Vooral het mbo voert die druk op. De Moio-studenten die voor Bussemaker het onderzoek naar een beter mbo uitvoerden, kregen van leidinggevenden op een regionaal opleidingscentrum (ROC) tot twee keer toe te horen: ‘Het mbo is een leverancier van het bedrijfsleven.’ Als dat de rol van het mbo is, dan is het diploma het bewijs dat de school je in passende vorm heeft aangeleverd voor het arbeidsproces, meent Lecina. De auteurs van de nota voor Bussemaker concludeerden: ‘Zo worden we arbeidszombies. Echt: wij hebben zoveel meer potentie dan grondstof.’
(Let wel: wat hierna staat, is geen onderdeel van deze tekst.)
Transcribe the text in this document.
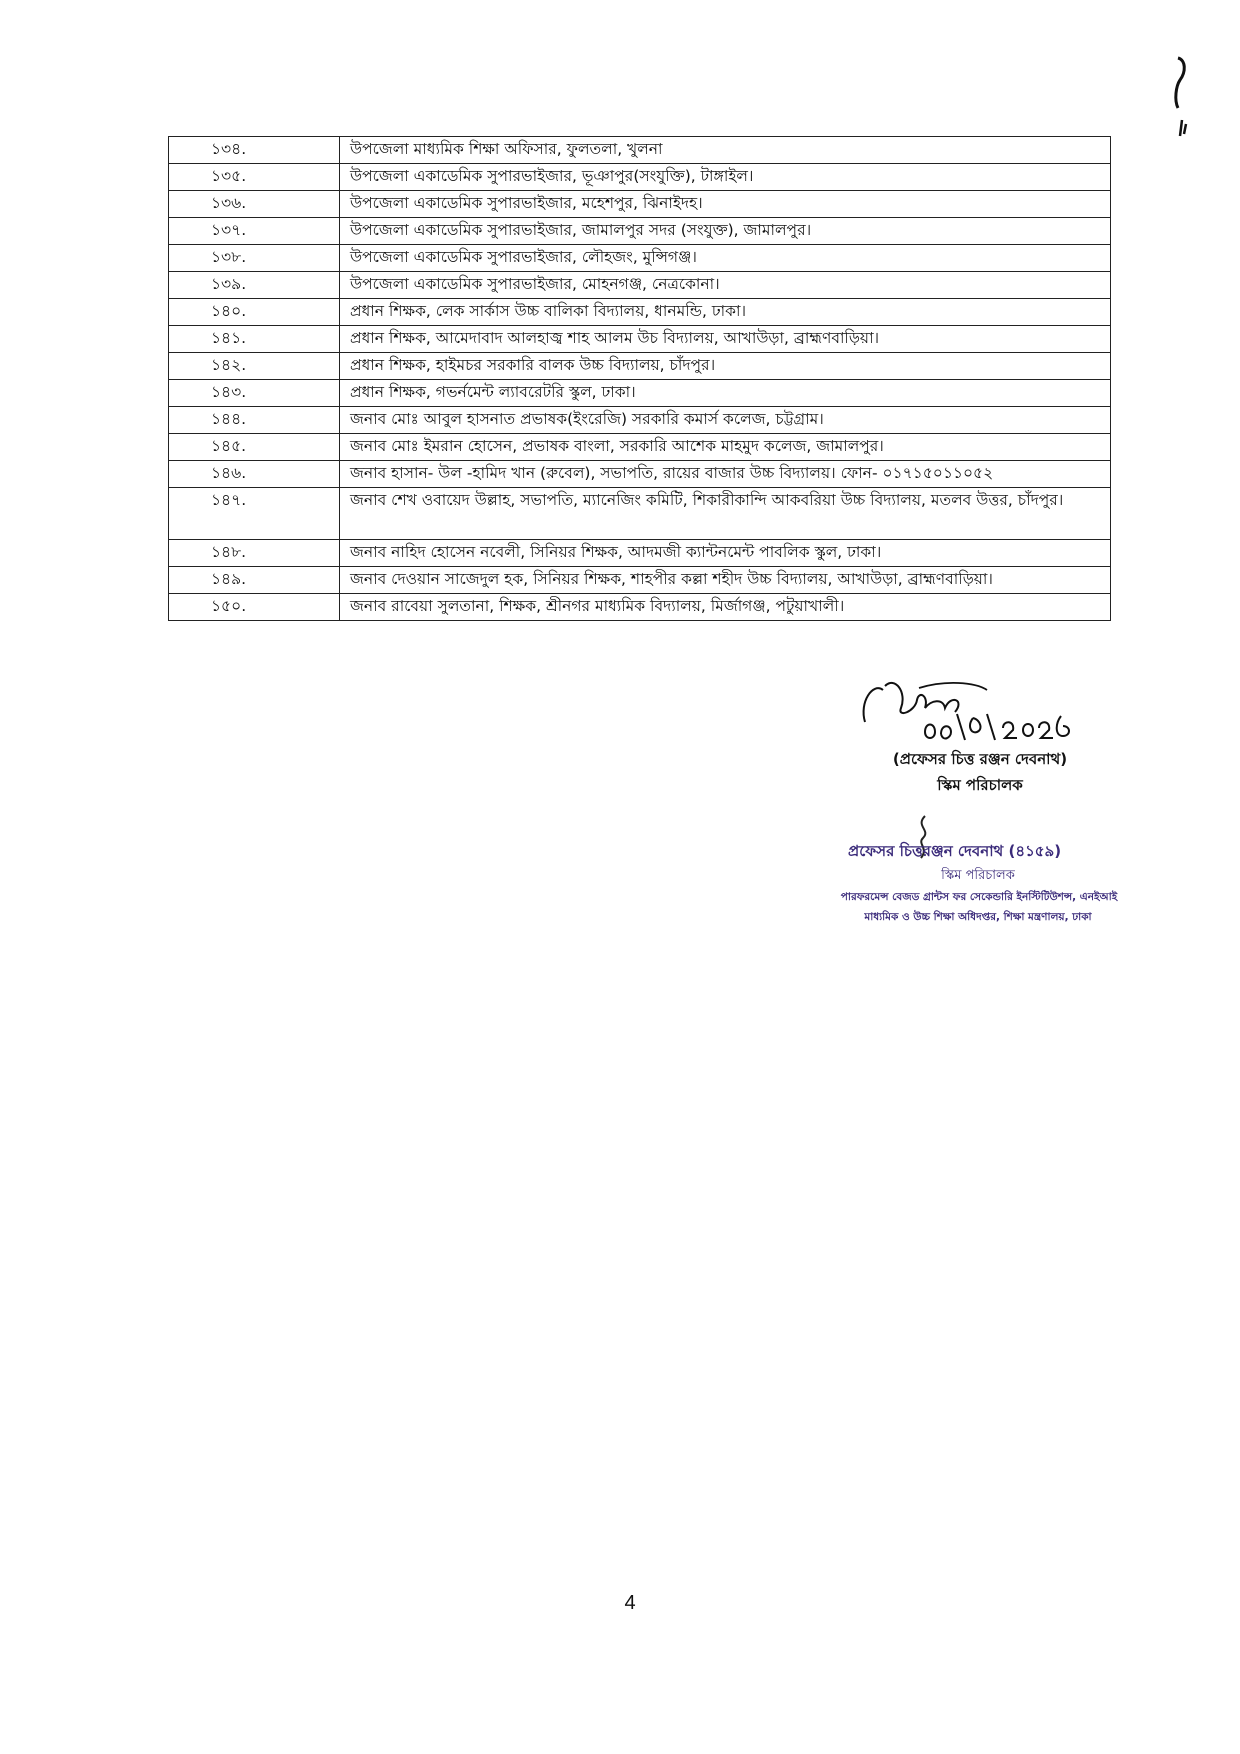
১৩৪.	উপজেলা মাধ্যমিক শিক্ষা অফিসার, ফুলতলা, খুলনা
১৩৫.	উপজেলা একাডেমিক সুপারভাইজার, ভূঞাপুর(সংযুক্তি), টাঙ্গাইল।
১৩৬.	উপজেলা একাডেমিক সুপারভাইজার, মহেশপুর, ঝিনাইদহ।
১৩৭.	উপজেলা একাডেমিক সুপারভাইজার, জামালপুর সদর (সংযুক্ত), জামালপুর।
১৩৮.	উপজেলা একাডেমিক সুপারভাইজার, লৌহজং, মুন্সিগঞ্জ।
১৩৯.	উপজেলা একাডেমিক সুপারভাইজার, মোহনগঞ্জ, নেত্রকোনা।
১৪০.	প্রধান শিক্ষক, লেক সার্কাস উচ্চ বালিকা বিদ্যালয়, ধানমন্ডি, ঢাকা।
১৪১.	প্রধান শিক্ষক, আমেদাবাদ আলহাজ্ব শাহ আলম উচ বিদ্যালয়, আখাউড়া, ব্রাহ্মণবাড়িয়া।
১৪২.	প্রধান শিক্ষক, হাইমচর সরকারি বালক উচ্চ বিদ্যালয়, চাঁদপুর।
১৪৩.	প্রধান শিক্ষক, গভর্নমেন্ট ল্যাবরেটরি স্কুল, ঢাকা।
১৪৪.	জনাব মোঃ আবুল হাসনাত প্রভাষক(ইংরেজি) সরকারি কমার্স কলেজ, চট্টগ্রাম।
১৪৫.	জনাব মোঃ ইমরান হোসেন, প্রভাষক বাংলা, সরকারি আশেক মাহমুদ কলেজ, জামালপুর।
১৪৬.	জনাব হাসান- উল -হামিদ খান (রুবেল), সভাপতি, রায়ের বাজার উচ্চ বিদ্যালয়। ফোন- ০১৭১৫০১১০৫২
১৪৭.	জনাব শেখ ওবায়েদ উল্লাহ, সভাপতি, ম্যানেজিং কমিটি, শিকারীকান্দি আকবরিয়া উচ্চ বিদ্যালয়, মতলব উত্তর, চাঁদপুর।
১৪৮.	জনাব নাহিদ হোসেন নবেলী, সিনিয়র শিক্ষক, আদমজী ক্যান্টনমেন্ট পাবলিক স্কুল, ঢাকা।
১৪৯.	জনাব দেওয়ান সাজেদুল হক, সিনিয়র শিক্ষক, শাহপীর কল্লা শহীদ উচ্চ বিদ্যালয়, আখাউড়া, ব্রাহ্মণবাড়িয়া।
১৫০.	জনাব রাবেয়া সুলতানা, শিক্ষক, শ্রীনগর মাধ্যমিক বিদ্যালয়, মির্জাগঞ্জ, পটুয়াখালী।
(প্রফেসর চিত্ত রঞ্জন দেবনাথ)
স্কিম পরিচালক
প্রফেসর চিত্তরঞ্জন দেবনাথ (৪১৫৯)
স্কিম পরিচালক
পারফরমেন্স বেজড গ্রান্টস ফর সেকেন্ডারি ইনস্টিটিউশন্স, এনইআই
মাধ্যমিক ও উচ্চ শিক্ষা অধিদপ্তর, শিক্ষা মন্ত্রণালয়, ঢাকা
4
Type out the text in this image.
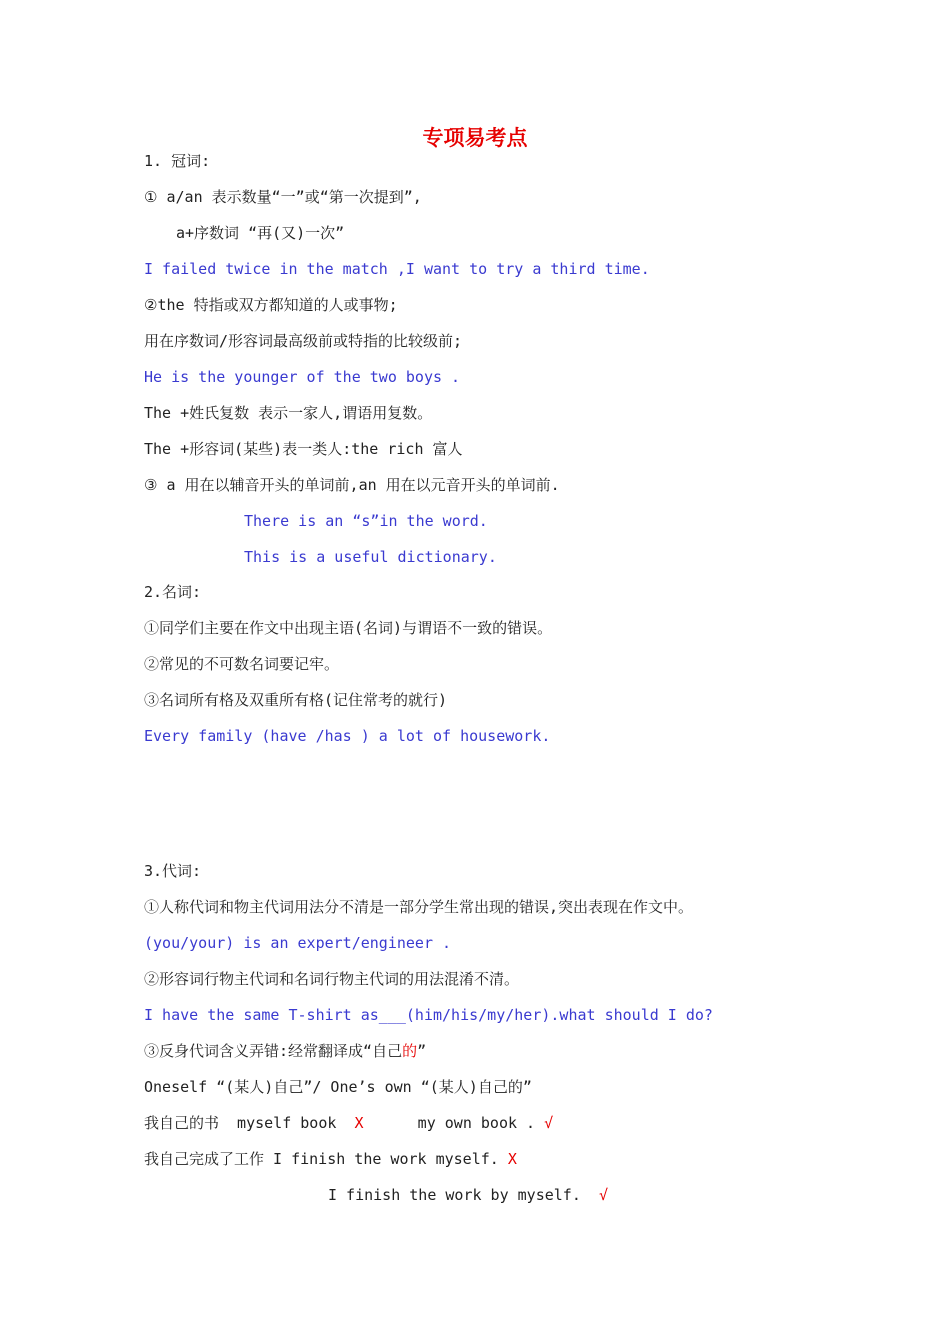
专项易考点
1. 冠词:
① a/an 表示数量“一”或“第一次提到”,
a+序数词 “再(又)一次”
I failed twice in the match ,I want to try a third time.
②the 特指或双方都知道的人或事物;
用在序数词/形容词最高级前或特指的比较级前;
He is the younger of the two boys .
The +姓氏复数 表示一家人,谓语用复数。
The +形容词(某些)表一类人:the rich 富人
③ a 用在以辅音开头的单词前,an 用在以元音开头的单词前.
There is an “s”in the word.
This is a useful dictionary.
2.名词:
①同学们主要在作文中出现主语(名词)与谓语不一致的错误。
②常见的不可数名词要记牢。
③名词所有格及双重所有格(记住常考的就行)
Every family (have /has ) a lot of housework.
3.代词:
①人称代词和物主代词用法分不清是一部分学生常出现的错误,突出表现在作文中。
(you/your) is an expert/engineer .
②形容词行物主代词和名词行物主代词的用法混淆不清。
I have the same T-shirt as___(him/his/my/her).what should I do?
③反身代词含义弄错:经常翻译成“自己的”
Oneself “(某人)自己”/ One’s own “(某人)自己的”
我自己的书  myself book  X      my own book . √
我自己完成了工作 I finish the work myself. X
I finish the work by myself.  √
Lecina: ‘Zo raak, wat ze hier schreven! Jongeren die afwijken, die ondernemend zijn, creatief, dromerig, rebels of tegendraads, krijgen het lastig op het mbo, maar dat komt doordat het ze lastig wordt gemaakt. Een meisje als Eva mocht niet wat ze goed kon en moest wat ze niet goed kon: doen wat haar gezegd wordt. Het mbo strafte haar nieuwsgierigheid elke keer weer af. Ze mocht niet tekenen, ze mocht niet praten, ze mocht geen vragen stellen, ze moest erbij zitten als een bevroren garnaal. Al met al zouden ze haar alleen op die school hebben kunnen houden als ze haar persoonlijkheid hadden gebroken.’
Tekeningen gemaakt door Eva de Leeuw© Eva de Leeuw
In het rapport Naar een lerende economie (2013) schreef de Wetenschappelijke Raad voor het Regeringsbeleid (WRR): ‘Onderwijs moet geen grote disciplineringsoefening zijn om mensen geschikt te maken voor grote bedrijven. In een kennis- en dienstensamenleving zijn differentiatie en creativiteit veel belangrijker.’ De WRR constateerde dat het onderwijs te veel een ‘leerfabriek’ is, een dwingend systeem dat je intoomt.
Tot de dwang die dat systeem uitoefent behoort de methodiek om leerlingen die anders zijn dan de rest het stempel van een afwijking als ADHD of autisme op te drukken. Daarmee is het probleem dat zij in de klas vormen, doordat ze te veel bewegen of onvoldoende luisteren, hun eigen probleem en niet dat van het systeem. De trainingen, cursussen en coaches die zij krijgen aangeboden, constateert Lecina, zijn er dan ook op gericht hen aan te passen aan de rest, zodat ze weer in het systeem kunnen worden ingevoegd.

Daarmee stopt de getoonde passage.